Parenting: Watch what your child eats

A baby's first bites can have a profound effect on the food he or she enjoys eating as an adult, according to food writer Bee Wilson  Some babies whose systems cannot tolerate formula derived from cow's milk or soy are given a more digestible hydrolysate alternative, which happens to taste extraordinarily sour. Yet in a study involving two such formulas with slightly different tastes, babies had a pronounced preference for the one they'd been fed first and primarily.
And five years later, all the children had far more positive feelings about sour foods than other kids. What we are fed as children, it turns out, has a profound effect on how we eat as grownups — and that's a problem, according to British food writer and historian Bee Wilson. Her new book, First Bite, explores what our parents got wrong when they fed us, and why we can still turn around our eating habits, and influence those of our little ones. If we knew more about our triggers (like the crunch of a potato chip), can we eat smarter? In some ways people are almost over informed about nutrition in some parts of the world. Food is an obsessional part of the national conversation. There's a famous study by psychologist Paul Rozin that looks at how when you say "chocolate cake" to French people they associate it with pleasure, but when you say it to Americans, they associate it with guilt. But we are undereducated in the sensory aspect.

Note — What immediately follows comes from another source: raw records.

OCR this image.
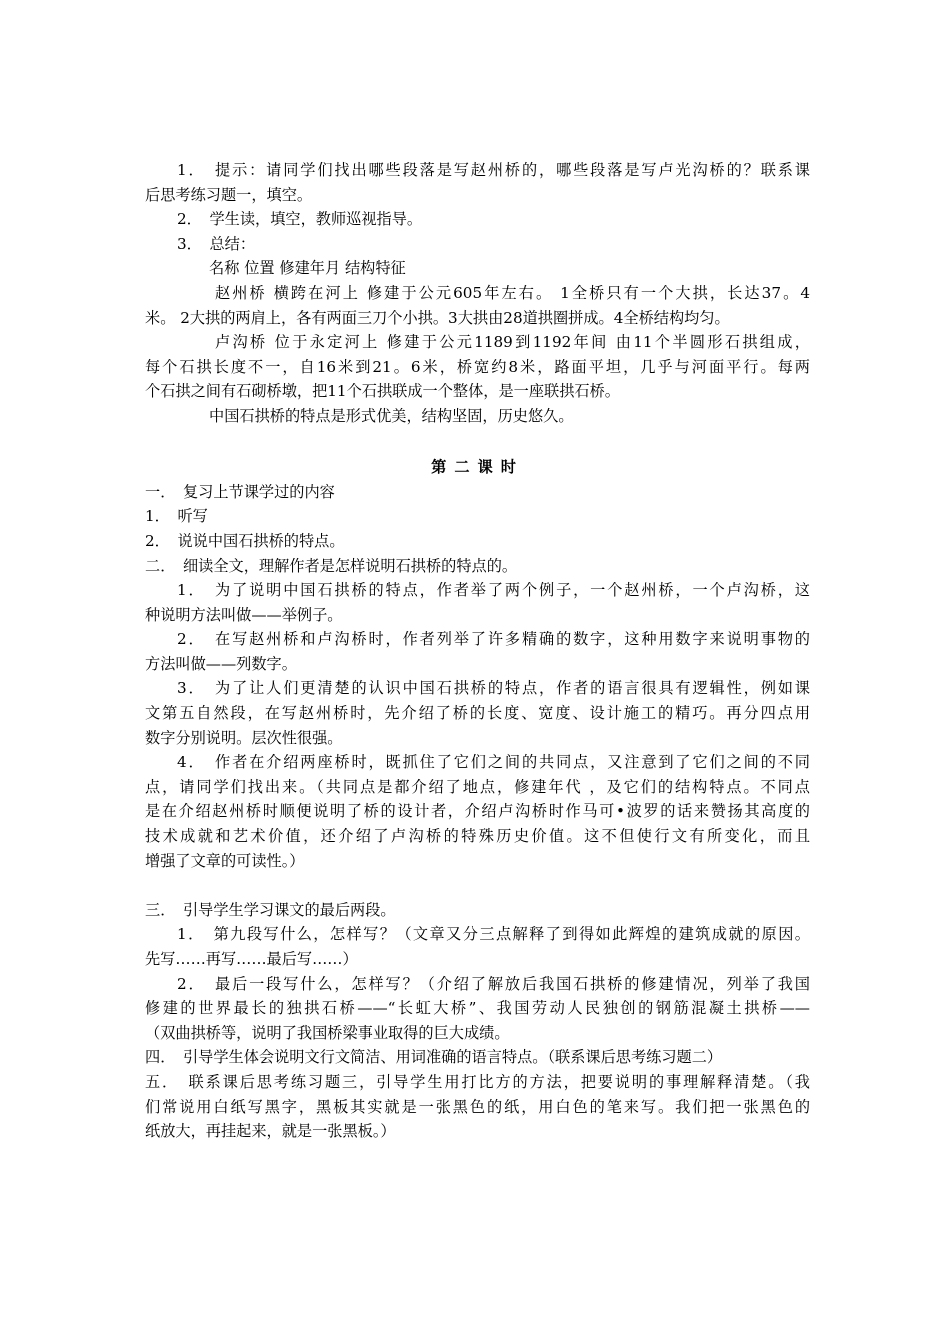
1．　提示：请同学们找出哪些段落是写赵州桥的，哪些段落是写卢光沟桥的？联系课
后思考练习题一，填空。
2．　学生读，填空，教师巡视指导。
3．　总结：
名称 位置 修建年月 结构特征
赵州桥 横跨在河上 修建于公元605年左右。 1全桥只有一个大拱，长达37。4
米。 2大拱的两肩上，各有两面三刀个小拱。3大拱由28道拱圈拼成。4全桥结构均匀。
卢沟桥 位于永定河上 修建于公元1189到1192年间 由11个半圆形石拱组成，
每个石拱长度不一，自16米到21。6米，桥宽约8米，路面平坦，几乎与河面平行。每两
个石拱之间有石砌桥墩，把11个石拱联成一个整体，是一座联拱石桥。
中国石拱桥的特点是形式优美，结构坚固，历史悠久。
第二课时
一．　复习上节课学过的内容
1．　听写
2．　说说中国石拱桥的特点。
二．　细读全文，理解作者是怎样说明石拱桥的特点的。
1．　为了说明中国石拱桥的特点，作者举了两个例子，一个赵州桥，一个卢沟桥，这
种说明方法叫做——举例子。
2．　在写赵州桥和卢沟桥时，作者列举了许多精确的数字，这种用数字来说明事物的
方法叫做——列数字。
3．　为了让人们更清楚的认识中国石拱桥的特点，作者的语言很具有逻辑性，例如课
文第五自然段，在写赵州桥时，先介绍了桥的长度、宽度、设计施工的精巧。再分四点用
数字分别说明。层次性很强。
4．　作者在介绍两座桥时，既抓住了它们之间的共同点，又注意到了它们之间的不同
点，请同学们找出来。（共同点是都介绍了地点，修建年代 ，及它们的结构特点。不同点
是在介绍赵州桥时顺便说明了桥的设计者，介绍卢沟桥时作马可•波罗的话来赞扬其高度的
技术成就和艺术价值，还介绍了卢沟桥的特殊历史价值。这不但使行文有所变化，而且
增强了文章的可读性。）
三．　引导学生学习课文的最后两段。
1．　第九段写什么，怎样写？（文章又分三点解释了到得如此辉煌的建筑成就的原因。
先写……再写……最后写……）
2．　最后一段写什么，怎样写？（介绍了解放后我国石拱桥的修建情况，列举了我国
修建的世界最长的独拱石桥——“长虹大桥”、我国劳动人民独创的钢筋混凝土拱桥——
（双曲拱桥等，说明了我国桥梁事业取得的巨大成绩。
四．　引导学生体会说明文行文简洁、用词准确的语言特点。（联系课后思考练习题二）
五．　联系课后思考练习题三，引导学生用打比方的方法，把要说明的事理解释清楚。（我
们常说用白纸写黑字，黑板其实就是一张黑色的纸，用白色的笔来写。我们把一张黑色的
纸放大，再挂起来，就是一张黑板。）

 If you could eat a chip more slowly and thoughtfully, thinking, "I know this is giving me a payoff because I'm crunching," you might be able to make a powerful change. But someone just giving you the information will not make you change. It is possible for us to eat in a better way, and yet one of the things I found out is that advice, even rational advice, doesn't have any effect. As parents, many of us fail to model healthy eating. Should we just hope our kids find friends who eat better and follow their lead? The biggest window of opportunity to learn about healthy eating is during the first years of life. But as we get older, we're much more open to the possibility of change than we give ourselves credit for.